Saudi Moving Towards Digital Payments

Saudi Arabia has been exploring retail CBDCs for some years, according to the central bank. It launched its Project Aber back in 2019 to explore a digital riyal. It has also worked with other central banks and international organisations, partnering with the United Arab Emirates on a cross-border CBDC.

According to Fintech Saudi, this work is taking place in the context of 60% of its residents making cash payments at least once a week, with one in four using it daily. It appears younger people, those aged 16-22, are using cash less with only 18% regular cash users.

The Saudi Arabian Monetary Authority wants 70% of all payments made digitally by 2030 and this may be achieved early, perhaps as early as 2025.

PBoC Lay Out the Privacy Case for the e-CNY

The Governor of the People’s Bank of China (PBoC) recently spoke at the Bank of Finland Institute for Emerging Economies’ 30th Anniversary Conference. He laid out the steps taken by PBoC to ensure privacy for users of the e-CNY.

CoinTelegraph reported that he said that the issues surrounding the security of personal information and the digital yuan have been an area of focus. Adjustments have been made to relevant regulatory and technological areas to meet this objective.

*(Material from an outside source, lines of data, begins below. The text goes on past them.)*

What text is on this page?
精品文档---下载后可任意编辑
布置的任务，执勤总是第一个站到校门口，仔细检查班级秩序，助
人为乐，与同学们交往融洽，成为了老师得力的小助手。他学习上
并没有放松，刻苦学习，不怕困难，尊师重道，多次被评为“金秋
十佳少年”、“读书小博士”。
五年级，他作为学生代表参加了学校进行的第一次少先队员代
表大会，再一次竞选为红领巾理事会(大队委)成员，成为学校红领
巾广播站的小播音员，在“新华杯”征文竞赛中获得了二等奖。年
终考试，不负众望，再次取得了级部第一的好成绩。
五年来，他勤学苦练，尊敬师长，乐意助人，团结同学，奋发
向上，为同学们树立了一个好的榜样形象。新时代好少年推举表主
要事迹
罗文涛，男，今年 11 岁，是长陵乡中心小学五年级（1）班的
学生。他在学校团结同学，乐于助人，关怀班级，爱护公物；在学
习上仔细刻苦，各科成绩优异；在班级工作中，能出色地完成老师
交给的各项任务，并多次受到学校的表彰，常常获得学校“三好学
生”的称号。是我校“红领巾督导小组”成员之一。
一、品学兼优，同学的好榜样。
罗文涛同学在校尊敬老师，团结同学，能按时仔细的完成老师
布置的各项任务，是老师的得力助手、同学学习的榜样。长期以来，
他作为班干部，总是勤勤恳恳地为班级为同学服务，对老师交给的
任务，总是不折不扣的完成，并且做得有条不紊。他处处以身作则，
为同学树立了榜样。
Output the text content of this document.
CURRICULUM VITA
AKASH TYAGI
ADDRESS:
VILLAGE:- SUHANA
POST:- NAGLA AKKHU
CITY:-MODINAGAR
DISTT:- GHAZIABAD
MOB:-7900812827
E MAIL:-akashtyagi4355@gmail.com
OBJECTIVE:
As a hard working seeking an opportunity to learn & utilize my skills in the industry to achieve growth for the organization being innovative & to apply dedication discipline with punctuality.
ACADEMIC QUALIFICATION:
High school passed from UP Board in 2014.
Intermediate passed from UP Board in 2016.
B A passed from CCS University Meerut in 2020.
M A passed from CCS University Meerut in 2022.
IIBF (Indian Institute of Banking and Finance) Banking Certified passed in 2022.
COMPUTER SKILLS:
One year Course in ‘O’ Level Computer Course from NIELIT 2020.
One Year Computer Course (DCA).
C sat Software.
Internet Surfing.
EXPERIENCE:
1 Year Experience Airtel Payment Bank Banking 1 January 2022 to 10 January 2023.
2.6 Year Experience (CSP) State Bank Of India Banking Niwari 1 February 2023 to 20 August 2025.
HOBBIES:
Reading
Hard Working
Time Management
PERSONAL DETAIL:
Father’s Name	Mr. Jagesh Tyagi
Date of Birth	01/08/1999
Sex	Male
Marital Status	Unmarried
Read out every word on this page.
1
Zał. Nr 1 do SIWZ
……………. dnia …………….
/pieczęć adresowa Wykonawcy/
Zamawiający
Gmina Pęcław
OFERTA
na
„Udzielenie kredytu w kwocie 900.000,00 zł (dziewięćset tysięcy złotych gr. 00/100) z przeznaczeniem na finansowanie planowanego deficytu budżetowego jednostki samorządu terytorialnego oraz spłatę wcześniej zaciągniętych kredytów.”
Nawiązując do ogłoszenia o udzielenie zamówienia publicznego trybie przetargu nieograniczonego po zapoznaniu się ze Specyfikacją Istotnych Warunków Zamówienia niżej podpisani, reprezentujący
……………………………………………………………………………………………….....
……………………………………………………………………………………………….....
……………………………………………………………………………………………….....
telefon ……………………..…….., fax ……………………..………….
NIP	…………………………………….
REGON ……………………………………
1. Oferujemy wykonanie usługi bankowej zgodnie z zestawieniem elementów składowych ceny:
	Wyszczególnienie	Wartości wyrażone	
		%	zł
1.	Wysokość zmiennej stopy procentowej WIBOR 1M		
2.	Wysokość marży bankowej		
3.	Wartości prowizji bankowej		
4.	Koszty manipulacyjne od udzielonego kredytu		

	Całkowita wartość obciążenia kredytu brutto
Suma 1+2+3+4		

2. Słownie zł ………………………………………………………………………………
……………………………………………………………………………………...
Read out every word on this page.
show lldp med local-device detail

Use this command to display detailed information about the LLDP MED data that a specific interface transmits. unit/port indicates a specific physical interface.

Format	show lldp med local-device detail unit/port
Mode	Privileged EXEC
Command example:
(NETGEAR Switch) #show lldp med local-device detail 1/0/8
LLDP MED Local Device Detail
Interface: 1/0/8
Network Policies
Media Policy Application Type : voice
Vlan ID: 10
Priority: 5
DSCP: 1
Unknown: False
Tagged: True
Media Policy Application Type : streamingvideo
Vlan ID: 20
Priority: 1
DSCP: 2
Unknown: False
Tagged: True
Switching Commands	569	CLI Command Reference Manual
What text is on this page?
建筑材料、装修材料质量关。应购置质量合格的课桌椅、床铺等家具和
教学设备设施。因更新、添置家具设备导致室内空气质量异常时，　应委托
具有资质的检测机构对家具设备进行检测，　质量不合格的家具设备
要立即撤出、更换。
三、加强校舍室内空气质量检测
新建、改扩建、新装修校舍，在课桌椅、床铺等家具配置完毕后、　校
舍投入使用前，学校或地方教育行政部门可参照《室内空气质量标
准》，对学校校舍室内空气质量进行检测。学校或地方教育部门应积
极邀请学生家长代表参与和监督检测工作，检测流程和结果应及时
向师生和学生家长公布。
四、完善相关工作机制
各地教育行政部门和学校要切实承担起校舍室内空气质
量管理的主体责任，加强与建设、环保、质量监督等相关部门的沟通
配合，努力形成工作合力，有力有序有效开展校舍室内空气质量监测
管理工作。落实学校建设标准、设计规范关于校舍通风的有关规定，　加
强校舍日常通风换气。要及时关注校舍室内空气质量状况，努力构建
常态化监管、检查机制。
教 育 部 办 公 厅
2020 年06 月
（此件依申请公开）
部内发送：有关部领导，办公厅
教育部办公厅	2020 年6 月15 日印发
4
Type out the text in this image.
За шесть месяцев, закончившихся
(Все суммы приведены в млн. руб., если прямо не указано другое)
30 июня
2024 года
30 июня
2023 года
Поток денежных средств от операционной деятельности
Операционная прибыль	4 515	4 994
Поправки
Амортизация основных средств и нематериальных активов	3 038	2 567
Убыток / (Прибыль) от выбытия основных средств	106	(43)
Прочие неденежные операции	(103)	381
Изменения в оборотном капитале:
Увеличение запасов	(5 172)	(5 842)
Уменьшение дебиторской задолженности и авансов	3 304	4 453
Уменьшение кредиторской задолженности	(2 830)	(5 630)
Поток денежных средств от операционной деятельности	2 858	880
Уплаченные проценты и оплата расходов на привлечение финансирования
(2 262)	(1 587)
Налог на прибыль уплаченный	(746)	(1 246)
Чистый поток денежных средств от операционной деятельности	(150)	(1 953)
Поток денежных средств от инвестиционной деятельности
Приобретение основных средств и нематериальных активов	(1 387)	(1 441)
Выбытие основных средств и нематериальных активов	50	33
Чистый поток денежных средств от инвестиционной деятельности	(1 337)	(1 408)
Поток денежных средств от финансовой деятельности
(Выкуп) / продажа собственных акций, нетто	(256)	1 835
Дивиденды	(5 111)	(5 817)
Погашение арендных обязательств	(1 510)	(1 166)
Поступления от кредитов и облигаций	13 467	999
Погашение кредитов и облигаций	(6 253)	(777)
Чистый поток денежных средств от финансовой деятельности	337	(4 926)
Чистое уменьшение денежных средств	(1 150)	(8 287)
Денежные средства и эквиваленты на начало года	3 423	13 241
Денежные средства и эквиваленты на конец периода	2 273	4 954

PBoC has adopted a principle of anonymity for small transactions regarding the digital yuan and will only step in to regulate using the law for large transactions. When it comes to collecting personal data, PBoC will only seek to collect what is necessary and the minimum of what is legally required, which is far less than electronic payment apps of today.

At the same time, Governor Yi Gang also spoke about the storage and utilization of personal information belonging to users of the technology. PBoC will seek to control the storage and use of personal information strictly. Unless the law demands it, PBoC will not hand over information on e-CNY users to any third-party or government agency. In recent years, China has passed multiple laws to facilitate the safety and protection of personal data from a regulatory standpoint.

The number of people with e-CNY accounts has now reached over 140 million with transaction volume over 62 billion Yuan ($9.7 billion) in October 2021. The Governor confirmed that, in time, there are plans for cross-border expansion. PBoC is working on the mCBDC Bridge with the Bank for International Settlements, the Bank of Thailand, the Central Bank of the United Arab Emirates, and the Hong Kong Monetary Authority. It has also begun technical discussions with the European Central Bank regarding the design of CBDCs.